Zu den Leistungen im Sinne von § 27 a Abs.1 SGB V gehören nicht nur Maßnahmen der Invitrofertilisation (IVF), sondern im Grundsatz auch medizinische Maßnahmen zur Herbeiführung der Schwangerschaft im Wege der - wesentlich kostenintensiveren - ICSI. Nach dem Urteil des Bundessozialgerichts vom 03.04.2001 (SozR 3-2500 § 27 a Nr.3 S.27 f) war der damalige gänzliche Ausschluss der ICSI aus dem Leistungskatalog rechtswidrig. Hierauf hatte der Gemeinsame Bundesausschuss reagiert und die ICSI durch Richtlinien über künstliche Befruchtung vom 26.02.2002 (Bundesanzeiger Nr.92 vom 22.05.2002, 10.941) geregelt; diese Regelung ist zum 01.07.2002 und somit vor dem Antrag der Klägerin in Kraft getreten.

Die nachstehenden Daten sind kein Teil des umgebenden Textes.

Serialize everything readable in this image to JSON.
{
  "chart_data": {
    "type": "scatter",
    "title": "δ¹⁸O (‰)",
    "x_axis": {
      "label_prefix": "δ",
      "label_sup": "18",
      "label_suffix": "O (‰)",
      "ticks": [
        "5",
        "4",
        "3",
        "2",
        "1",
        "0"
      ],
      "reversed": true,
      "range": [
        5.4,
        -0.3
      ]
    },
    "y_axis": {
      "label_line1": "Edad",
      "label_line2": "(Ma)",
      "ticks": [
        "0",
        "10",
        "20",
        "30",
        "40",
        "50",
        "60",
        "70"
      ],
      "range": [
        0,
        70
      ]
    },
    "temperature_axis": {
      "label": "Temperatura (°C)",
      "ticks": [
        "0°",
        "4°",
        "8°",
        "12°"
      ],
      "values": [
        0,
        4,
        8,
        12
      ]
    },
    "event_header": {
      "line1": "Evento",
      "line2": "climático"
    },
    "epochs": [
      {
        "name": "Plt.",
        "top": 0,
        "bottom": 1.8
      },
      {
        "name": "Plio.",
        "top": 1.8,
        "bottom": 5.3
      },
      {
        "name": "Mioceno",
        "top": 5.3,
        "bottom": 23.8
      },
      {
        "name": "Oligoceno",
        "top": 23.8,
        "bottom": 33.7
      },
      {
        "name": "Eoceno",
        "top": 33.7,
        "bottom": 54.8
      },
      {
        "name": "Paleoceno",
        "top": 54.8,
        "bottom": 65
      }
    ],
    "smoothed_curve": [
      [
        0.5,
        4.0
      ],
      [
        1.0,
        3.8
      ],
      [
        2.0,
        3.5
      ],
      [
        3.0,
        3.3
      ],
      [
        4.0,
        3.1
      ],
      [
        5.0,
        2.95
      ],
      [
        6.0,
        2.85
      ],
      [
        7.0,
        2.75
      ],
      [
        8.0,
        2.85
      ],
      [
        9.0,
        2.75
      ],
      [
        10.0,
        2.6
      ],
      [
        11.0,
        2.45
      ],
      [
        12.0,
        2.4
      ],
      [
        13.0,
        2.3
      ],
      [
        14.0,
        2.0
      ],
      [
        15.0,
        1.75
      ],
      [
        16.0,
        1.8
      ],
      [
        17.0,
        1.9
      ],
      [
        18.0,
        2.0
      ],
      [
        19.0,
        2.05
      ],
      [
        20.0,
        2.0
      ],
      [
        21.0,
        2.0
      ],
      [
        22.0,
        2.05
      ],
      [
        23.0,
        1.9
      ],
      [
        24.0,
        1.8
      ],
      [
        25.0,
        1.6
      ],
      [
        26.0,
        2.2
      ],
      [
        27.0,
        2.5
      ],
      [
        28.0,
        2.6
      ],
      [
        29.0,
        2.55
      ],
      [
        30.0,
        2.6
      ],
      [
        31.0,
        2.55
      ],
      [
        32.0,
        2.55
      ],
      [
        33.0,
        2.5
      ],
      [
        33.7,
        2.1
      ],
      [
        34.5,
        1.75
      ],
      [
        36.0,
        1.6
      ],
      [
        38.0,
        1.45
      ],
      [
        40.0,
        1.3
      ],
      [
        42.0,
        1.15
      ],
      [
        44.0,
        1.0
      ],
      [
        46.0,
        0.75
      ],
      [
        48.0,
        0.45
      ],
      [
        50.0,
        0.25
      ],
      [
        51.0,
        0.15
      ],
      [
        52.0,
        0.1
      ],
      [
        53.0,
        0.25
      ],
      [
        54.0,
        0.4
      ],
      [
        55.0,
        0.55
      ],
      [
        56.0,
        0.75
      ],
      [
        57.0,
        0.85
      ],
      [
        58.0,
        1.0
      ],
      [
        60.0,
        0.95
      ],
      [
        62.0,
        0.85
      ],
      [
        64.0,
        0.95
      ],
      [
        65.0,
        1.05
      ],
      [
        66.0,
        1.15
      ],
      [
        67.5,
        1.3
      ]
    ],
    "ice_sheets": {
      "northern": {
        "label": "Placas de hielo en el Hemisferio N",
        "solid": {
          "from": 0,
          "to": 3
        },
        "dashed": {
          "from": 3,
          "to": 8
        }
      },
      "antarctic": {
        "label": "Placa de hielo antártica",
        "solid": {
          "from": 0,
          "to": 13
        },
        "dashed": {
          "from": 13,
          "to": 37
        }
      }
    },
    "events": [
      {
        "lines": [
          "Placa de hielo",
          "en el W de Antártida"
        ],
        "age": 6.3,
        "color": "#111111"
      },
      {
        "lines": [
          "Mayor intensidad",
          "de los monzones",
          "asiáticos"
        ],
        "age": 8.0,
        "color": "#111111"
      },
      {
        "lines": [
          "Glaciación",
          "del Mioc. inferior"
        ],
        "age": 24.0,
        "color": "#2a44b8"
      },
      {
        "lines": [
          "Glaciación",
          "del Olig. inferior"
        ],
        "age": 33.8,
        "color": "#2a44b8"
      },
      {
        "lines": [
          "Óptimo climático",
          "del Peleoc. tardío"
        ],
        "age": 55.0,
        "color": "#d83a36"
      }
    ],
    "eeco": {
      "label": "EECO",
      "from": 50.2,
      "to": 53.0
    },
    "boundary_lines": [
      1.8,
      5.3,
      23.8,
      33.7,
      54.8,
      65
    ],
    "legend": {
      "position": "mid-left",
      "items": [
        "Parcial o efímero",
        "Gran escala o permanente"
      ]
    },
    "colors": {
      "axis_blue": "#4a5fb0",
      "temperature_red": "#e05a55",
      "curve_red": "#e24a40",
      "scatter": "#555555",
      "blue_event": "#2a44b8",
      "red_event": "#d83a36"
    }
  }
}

Wie das Bundessozialgericht mit Urteil vom 21.02.2006 - B 1 KR 29/04 R - zu Recht herausgestrichen hat, richten sich auch Leistungen gemäß § 27 a SGB V nach den allgemeinen Vorgaben der gesetzlichen Krankenversicherung in § 12 Abs.2 SGB V und § 2 Abs.1 Satz 3 SGB V. Der Gemeinsame Bundesausschuss ist deshalb ermächtigt, auch unter Wirtschaftlichkeitsgesichtspunkten die ICSI nur bei strenger Indikationsstellung zuzulassen. Dem dabei anzuwendenden Maßstab werden die ab 01.07.2002 geltenden Richtlinien gerecht. Sie sind entsprechend dem anerkannten Stand der medizinischen Erkenntnisse ergangen, berücksichtigen die Ungewissheit von Fehlbildungsrisiken, Kriterien des Wirksamkeitsnachweises und der Risikobewertung. Zu beachten ist dabei, dass die ICSI durch das mechanische Eindringen der mit dem männlichen Samen beschickten Injektionsnadel in die Eizelle nicht nur eine Möglichkeit der Überwindung von Fertilisationsstörungen eröffnet, sondern zugleich neue gesundheitliche Risiken schafft. Wie das Bundessozialgericht in der Entscheidung B 1 KR 29/04 R ausgeführt hat (dort Abs.19), müsse sich wegen des wesentlich höheren Kostenaufwandes für die ICSI-Methode gegenüber der IVF-Methode anhand wissenschaftlicher Erkenntnisse feststellen lassen, dass diese wesentliche Vorteile gegenüber der grundsätzlich indizierten IVF-Methode biete. Daran fehle es jedoch, wie auch die Auskunft des Bundesausschusses im dortigen Verfahren ergebe. Dem schließt sich der Senat an. Die Versagung der begehrten Leistung bei Gameteninteraktionsstörung war somit rechtsmäßig.

Die Berufung der Klägerin bleibt deshalb in vollem Umfange ohne Erfolg.

Die Kostenentscheidung beruht auf § 193 SGG.

Gründe, die Revision zuzulassen, sind nicht ersichtlich, § 160 SGG.